Semua dikumpulkan di halaman kantor balai dalam suasana yang santai dengan ditemani kopi dan makan ringan berupa polo pendem rebus. Benar-benar jauh dari kata formalitas.
Kopi Darat kali ini disiarkan langsung melalui Fanpage Facebook milik BBKSDA Jatim, ini sebagai jawaban atas permintaan dari warganet dan juga akun @kementerianLHK sehari sebelumnya.
Berbagai tanggapan dilontarkan warganet atas dilaksanakannya Kopi Darat kali ini. Seperti akun @yudistyor, “Salut kepada @bbksdajatim dan para pejuang konservasi Jatim”. Pun serupa dengan @anandarifqy yang menyatakan “Terima kasih atas inisiasi dan tindak lanjutnya @bbksdajatim”.

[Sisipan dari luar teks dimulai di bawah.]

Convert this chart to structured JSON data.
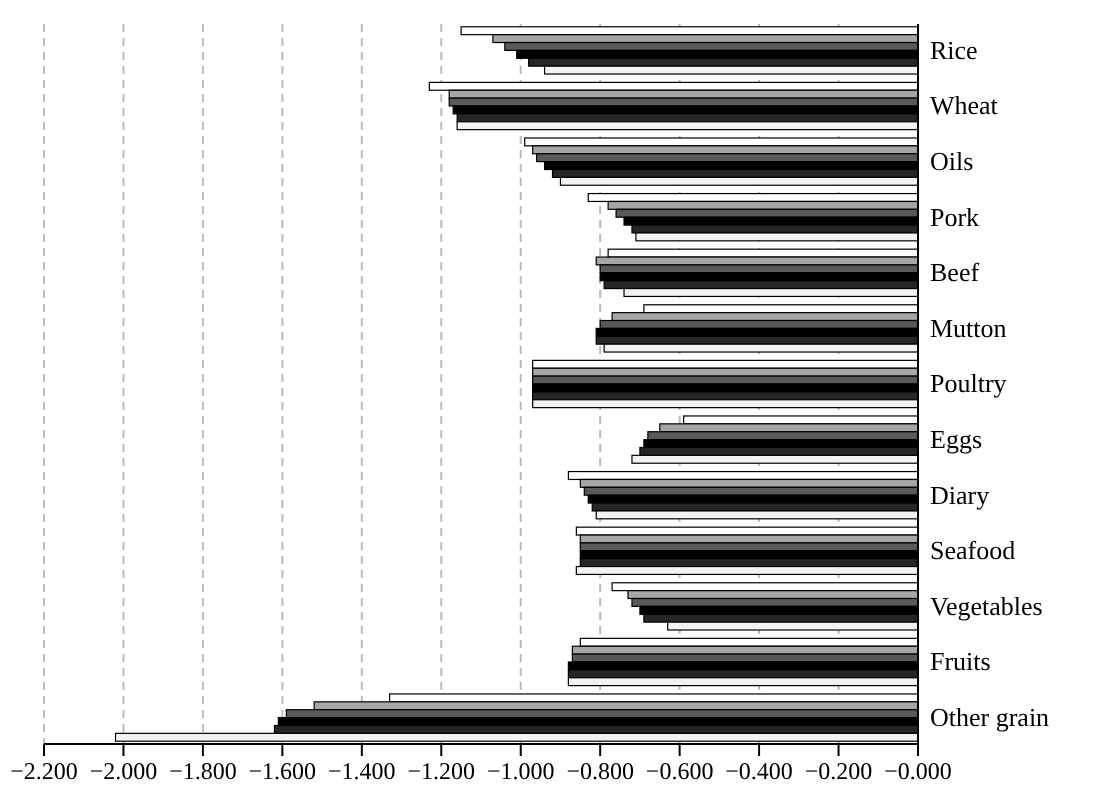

Namun demikian, konsep Kopi Darat seperti ini nampaknya cukup ampuh untuk mempertemukan berbagai pemangku kepentingan. Dari data isian pendaftaran tak kurang dari 150 orang pendaftar untuk hadir dalam Kopi Darat kemarin. Ini sungguh membahagiakan karena ternyata mendapatkan respon yang cukup baik.
Jalan, Trail, Dan Argopuro
Salah satu berita santer yang membuat Nandang menggelar Kopi Darat kembali, yakni pembangunan dan pelebaran jalan menuju Sikasur (bukan Cikasur) Suaka Margasatwa Dataran Tinggi Yang. Nandang menjelaskan bahwa pembangunan jalan tersebut di luar batas kawasan konservasi dan BBKSDA Jatim tidak punya wewenang terkait hal tersebut. Pembangunan jalan ini diinisiasi oleh pihak Perum Perhutani dan Pemkab. Situbondo.
Lalu, mengenai motor trail yang memasuki kawasan Taman Hidup dan Sikasur, Nandang mewakili institusi BBKSDA Jatim meminta maaf karena kecolongan. Hal ini juga tidak lepas dari jumlah pegawai yang terbatas di Suaka Margasatwa Dataran tinggi Yang.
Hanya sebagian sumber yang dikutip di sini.